Cool...thank you very much!

bl4k · on June 16, 2010

the shortcut to think about it when designing a doc-based schema is as follows: what would be a one-to-one or one-to-many relationship in a traditional RDBMS would be embedded data in the document in a doc based store. What would be a many-to-many relationship would be stored as a separate document and referenced with a foreign key.

spuz · on June 16, 2010

We're very seriously considering moving from MySQL to a document database for our application but when people say "don't use MongoDB if you need transactions" does that not rule out the vast majority of CRUD applications? For example, if a user adds an item to their shopping basket, or tops up their online credit, does that not require a read-update-write process to be executed within a transaction? Is this kind of operation not recommended when using something like MongoDB?

michaelfairley · on June 16, 2010

MongoDB does support a number of atomic read-update-write operations, but not full scale transactions: http://www.mongodb.org/display/DOCS/Atomic+Operations

rythie · on June 16, 2010

I don't think those need to be transactions they can be done with atomic operations

- Adding to a shopping basket is adding a row to a table which is atomic (same for deletions)

- topping up a online credit is "UPDATE credit_balance SET credit=new_value WHERE credit=expected_old_value AND user_id=this_user", which is atomic and then check the number of affected rows is 1.

houseabsolute · on June 16, 2010

Yeah, you don't need ACID . . . provided there are no relationships between any of your records. Provided that false in other words.
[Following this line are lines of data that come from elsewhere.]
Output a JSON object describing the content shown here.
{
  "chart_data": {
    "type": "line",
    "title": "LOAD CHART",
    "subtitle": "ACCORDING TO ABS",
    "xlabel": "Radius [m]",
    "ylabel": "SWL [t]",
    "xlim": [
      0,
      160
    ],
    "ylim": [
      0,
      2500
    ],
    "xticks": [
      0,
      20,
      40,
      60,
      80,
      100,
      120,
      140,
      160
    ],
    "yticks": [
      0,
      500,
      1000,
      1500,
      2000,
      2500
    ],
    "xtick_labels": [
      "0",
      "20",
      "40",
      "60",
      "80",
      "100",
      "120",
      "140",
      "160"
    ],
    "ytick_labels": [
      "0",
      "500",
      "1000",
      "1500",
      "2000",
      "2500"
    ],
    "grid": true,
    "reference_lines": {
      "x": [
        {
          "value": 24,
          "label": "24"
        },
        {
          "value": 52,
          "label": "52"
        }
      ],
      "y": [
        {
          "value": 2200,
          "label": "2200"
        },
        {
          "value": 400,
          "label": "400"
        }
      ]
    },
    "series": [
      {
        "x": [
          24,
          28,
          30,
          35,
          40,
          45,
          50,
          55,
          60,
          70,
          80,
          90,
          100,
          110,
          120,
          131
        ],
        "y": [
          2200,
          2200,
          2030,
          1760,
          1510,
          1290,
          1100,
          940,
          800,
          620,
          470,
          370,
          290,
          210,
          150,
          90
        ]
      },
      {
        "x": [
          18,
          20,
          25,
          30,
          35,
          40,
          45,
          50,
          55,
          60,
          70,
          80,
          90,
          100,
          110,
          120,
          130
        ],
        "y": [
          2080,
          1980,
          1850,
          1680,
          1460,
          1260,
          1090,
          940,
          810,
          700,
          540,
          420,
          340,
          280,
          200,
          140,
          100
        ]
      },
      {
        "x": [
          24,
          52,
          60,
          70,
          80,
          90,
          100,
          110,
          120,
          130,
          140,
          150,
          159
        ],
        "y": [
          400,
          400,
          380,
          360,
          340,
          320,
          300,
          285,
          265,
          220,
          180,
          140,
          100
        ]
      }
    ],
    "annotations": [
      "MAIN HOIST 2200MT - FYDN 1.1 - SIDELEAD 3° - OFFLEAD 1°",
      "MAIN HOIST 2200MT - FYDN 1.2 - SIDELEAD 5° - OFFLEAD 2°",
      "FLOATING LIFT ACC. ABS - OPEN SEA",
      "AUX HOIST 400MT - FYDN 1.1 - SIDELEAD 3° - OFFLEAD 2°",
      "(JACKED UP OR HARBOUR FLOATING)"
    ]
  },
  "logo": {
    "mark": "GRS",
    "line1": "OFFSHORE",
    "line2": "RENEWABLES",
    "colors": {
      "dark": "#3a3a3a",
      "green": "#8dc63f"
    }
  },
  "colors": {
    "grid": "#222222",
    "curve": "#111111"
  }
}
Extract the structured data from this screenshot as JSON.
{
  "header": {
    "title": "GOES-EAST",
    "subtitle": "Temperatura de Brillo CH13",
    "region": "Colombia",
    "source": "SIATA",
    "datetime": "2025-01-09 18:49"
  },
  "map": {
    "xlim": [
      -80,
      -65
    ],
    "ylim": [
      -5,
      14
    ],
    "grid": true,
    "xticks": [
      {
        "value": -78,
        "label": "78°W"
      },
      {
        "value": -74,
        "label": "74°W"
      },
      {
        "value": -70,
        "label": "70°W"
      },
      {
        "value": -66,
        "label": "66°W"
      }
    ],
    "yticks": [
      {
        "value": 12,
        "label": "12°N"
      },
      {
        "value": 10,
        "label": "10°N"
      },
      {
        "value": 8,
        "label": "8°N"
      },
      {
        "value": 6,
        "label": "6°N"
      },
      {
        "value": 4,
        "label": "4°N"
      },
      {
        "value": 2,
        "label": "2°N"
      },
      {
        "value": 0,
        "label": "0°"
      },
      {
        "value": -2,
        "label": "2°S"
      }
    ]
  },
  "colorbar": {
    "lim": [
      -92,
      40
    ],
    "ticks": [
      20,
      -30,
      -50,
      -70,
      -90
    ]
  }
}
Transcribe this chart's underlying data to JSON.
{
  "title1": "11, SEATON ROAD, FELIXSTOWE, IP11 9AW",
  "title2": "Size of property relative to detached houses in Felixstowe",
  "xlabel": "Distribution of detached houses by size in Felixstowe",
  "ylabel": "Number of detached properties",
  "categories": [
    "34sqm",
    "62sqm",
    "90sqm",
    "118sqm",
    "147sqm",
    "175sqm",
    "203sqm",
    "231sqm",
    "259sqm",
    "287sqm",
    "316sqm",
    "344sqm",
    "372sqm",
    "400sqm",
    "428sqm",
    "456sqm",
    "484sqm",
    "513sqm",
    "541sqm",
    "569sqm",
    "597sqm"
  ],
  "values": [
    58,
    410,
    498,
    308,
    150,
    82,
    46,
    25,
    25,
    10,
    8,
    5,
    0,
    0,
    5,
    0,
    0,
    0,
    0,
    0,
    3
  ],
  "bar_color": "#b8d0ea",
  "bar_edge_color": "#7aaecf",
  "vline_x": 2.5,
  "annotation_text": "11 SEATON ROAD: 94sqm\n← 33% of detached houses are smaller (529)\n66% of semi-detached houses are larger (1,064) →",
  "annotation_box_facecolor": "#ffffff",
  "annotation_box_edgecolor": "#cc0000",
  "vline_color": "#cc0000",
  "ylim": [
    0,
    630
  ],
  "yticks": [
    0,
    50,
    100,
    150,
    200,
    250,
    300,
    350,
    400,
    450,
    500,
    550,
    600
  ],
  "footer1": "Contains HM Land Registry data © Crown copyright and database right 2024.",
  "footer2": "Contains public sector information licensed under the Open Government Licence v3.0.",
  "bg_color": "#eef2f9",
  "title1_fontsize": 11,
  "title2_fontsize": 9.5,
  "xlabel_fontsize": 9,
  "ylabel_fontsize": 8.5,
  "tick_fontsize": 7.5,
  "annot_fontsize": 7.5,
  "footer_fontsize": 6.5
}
petewarden · on June 16, 2010

Or provided that your application can cope with minor inconsistencies. When I'm writing Twitter mining tools, I don't want to pay for financial-transaction-level reliability, either in terms of performance, cost or complexity.

michaelfairley · on June 16, 2010

Or you can denormalize the relationships and commit a single document atomically.

Document-based DBs are not RDBMSs, and consequently you can't (or rather, shouldn't) just apply your traditional database design methodology to it.